Suppose you have a dataframe with 9 columns. You want to remove cases which have all NAs in columns 5:9. It\'s not at all relevant if there are NAs in columns 1:4.
S
I don't know that it's any faster than your function, but maybe you could use !any
and is.na
for each row of your data frame. With this example data:
set.seed(1234)
x = do.call(cbind, lapply(1:9, function(x) runif(10)))
x[sample(length(x), size = 70)] <- NA
x <- data.frame(x)
> x
X1 X2 X3 X4 X5 X6 X7 X8 X9
1 0.11 NA NA 0.46 0.55 0.07 NA NA NA
2 0.62 NA NA NA NA NA 0.04 NA NA
3 NA NA NA 0.30 NA NA NA 0.01 NA
4 0.62 NA 0.04 0.51 NA NA NA NA NA
5 0.86 NA NA 0.18 NA NA NA NA 0.2
6 0.64 NA NA NA NA 0.50 NA 0.52 NA
7 NA NA NA NA 0.68 NA NA NA NA
8 NA NA NA NA NA NA NA NA NA
9 NA NA NA NA NA 0.17 NA NA NA
10 NA NA 0.05 NA NA NA NA NA NA
Looks like the 4th, 8th, and 10th rows should be dropped. So, you can use apply
to iterate over each row to see if the condition is satisfied- any row where with any values other than NA
in the 5th to 9th column will return TRUE
, so you can use that as an indexer for your data frame.

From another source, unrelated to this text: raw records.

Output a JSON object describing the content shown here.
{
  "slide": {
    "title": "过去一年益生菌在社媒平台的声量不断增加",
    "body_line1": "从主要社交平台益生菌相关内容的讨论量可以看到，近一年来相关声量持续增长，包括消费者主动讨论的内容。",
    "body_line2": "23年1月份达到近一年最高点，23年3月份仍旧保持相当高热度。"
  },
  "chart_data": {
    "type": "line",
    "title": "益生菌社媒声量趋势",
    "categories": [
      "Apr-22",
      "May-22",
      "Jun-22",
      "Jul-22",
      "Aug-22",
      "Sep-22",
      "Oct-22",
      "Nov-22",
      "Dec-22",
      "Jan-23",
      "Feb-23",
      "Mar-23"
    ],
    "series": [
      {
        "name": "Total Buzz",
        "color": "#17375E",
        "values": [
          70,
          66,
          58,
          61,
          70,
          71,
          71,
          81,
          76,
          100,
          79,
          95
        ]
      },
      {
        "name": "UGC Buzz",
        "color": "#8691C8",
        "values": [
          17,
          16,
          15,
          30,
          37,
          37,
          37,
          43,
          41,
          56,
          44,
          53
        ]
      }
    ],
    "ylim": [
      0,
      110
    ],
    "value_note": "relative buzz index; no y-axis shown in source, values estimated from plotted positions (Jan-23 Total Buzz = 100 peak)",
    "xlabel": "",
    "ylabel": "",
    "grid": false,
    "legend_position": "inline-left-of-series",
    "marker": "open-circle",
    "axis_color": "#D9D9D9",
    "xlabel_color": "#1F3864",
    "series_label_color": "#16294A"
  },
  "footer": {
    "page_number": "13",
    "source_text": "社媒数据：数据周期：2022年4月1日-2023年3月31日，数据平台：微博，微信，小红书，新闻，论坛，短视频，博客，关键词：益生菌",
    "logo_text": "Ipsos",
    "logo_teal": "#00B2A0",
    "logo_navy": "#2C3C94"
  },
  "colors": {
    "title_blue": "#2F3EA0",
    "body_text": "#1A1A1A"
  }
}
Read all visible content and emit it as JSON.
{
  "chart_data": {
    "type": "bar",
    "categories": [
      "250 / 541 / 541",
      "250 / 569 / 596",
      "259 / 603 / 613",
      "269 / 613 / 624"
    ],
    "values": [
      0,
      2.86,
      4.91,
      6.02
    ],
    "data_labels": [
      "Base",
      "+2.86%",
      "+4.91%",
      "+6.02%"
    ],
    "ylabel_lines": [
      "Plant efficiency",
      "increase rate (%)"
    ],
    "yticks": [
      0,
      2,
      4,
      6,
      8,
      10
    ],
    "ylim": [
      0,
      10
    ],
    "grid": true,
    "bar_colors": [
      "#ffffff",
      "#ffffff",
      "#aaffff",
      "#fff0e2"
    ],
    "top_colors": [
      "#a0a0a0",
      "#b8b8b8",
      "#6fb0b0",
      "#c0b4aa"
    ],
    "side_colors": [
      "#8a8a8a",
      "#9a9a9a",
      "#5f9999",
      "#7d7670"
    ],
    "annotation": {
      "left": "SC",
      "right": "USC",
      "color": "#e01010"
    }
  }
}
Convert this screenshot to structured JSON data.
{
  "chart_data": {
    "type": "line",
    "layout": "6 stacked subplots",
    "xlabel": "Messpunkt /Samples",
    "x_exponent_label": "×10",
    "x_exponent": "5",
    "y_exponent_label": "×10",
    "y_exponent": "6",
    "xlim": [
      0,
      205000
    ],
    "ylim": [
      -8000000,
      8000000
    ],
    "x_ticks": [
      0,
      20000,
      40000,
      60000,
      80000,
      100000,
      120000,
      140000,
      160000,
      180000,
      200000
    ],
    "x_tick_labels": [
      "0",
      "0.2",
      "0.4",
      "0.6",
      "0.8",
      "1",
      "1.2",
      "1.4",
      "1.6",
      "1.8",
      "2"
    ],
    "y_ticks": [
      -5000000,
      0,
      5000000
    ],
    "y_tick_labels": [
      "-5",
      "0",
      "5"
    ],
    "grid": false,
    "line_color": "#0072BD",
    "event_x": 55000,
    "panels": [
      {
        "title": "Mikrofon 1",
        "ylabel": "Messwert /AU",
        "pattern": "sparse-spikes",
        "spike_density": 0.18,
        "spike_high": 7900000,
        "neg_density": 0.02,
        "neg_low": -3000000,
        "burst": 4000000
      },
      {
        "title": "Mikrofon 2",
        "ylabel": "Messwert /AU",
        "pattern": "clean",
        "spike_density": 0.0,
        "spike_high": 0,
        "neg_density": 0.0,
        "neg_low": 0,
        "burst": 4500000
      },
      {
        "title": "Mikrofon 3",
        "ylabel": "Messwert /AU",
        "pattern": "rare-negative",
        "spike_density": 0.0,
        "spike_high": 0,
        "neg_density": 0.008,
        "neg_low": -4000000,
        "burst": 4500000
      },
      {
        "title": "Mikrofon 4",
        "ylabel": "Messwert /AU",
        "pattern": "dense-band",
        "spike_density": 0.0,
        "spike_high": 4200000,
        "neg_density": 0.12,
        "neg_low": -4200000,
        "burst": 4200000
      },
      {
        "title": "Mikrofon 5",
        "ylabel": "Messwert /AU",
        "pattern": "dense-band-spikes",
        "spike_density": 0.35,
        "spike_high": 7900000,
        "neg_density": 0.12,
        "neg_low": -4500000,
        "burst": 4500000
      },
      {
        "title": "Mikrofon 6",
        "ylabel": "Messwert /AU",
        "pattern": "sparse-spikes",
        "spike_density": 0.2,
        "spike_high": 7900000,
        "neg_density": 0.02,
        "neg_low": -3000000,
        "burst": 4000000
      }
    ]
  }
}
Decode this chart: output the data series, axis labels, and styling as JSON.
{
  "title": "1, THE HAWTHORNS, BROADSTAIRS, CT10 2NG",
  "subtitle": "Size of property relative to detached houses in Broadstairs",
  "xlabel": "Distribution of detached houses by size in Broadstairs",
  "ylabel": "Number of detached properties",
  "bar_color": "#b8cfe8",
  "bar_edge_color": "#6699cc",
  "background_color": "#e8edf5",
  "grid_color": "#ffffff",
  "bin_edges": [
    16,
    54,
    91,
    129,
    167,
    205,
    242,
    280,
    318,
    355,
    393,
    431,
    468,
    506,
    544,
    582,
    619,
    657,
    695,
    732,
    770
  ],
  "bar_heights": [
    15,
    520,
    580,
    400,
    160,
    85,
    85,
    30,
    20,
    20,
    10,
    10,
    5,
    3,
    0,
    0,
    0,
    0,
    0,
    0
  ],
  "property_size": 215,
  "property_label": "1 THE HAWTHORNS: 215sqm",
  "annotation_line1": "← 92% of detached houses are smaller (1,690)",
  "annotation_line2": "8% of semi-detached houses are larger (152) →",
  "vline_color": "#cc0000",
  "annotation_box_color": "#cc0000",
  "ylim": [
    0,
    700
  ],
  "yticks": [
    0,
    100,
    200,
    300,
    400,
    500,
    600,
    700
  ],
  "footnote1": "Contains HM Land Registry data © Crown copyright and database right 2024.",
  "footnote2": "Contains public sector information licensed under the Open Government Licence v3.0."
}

keep.rows <- apply(x[, 5:9], 1, FUN = function(row){
any(!is.na(row))
})
> x[keep.rows, ]
X1 X2 X3 X4 X5 X6 X7 X8 X9
1 0.11 NA NA 0.46 0.55 0.07 NA NA NA
2 0.62 NA NA NA NA NA 0.04 NA NA
3 NA NA NA 0.30 NA NA NA 0.01 NA
5 0.86 NA NA 0.18 NA NA NA NA 0.2
6 0.64 NA NA NA NA 0.50 NA 0.52 NA
7 NA NA NA NA 0.68 NA NA NA NA
9 NA NA NA NA NA 0.17 NA NA NA
Again, not sure that it's faster than your function but... maybe?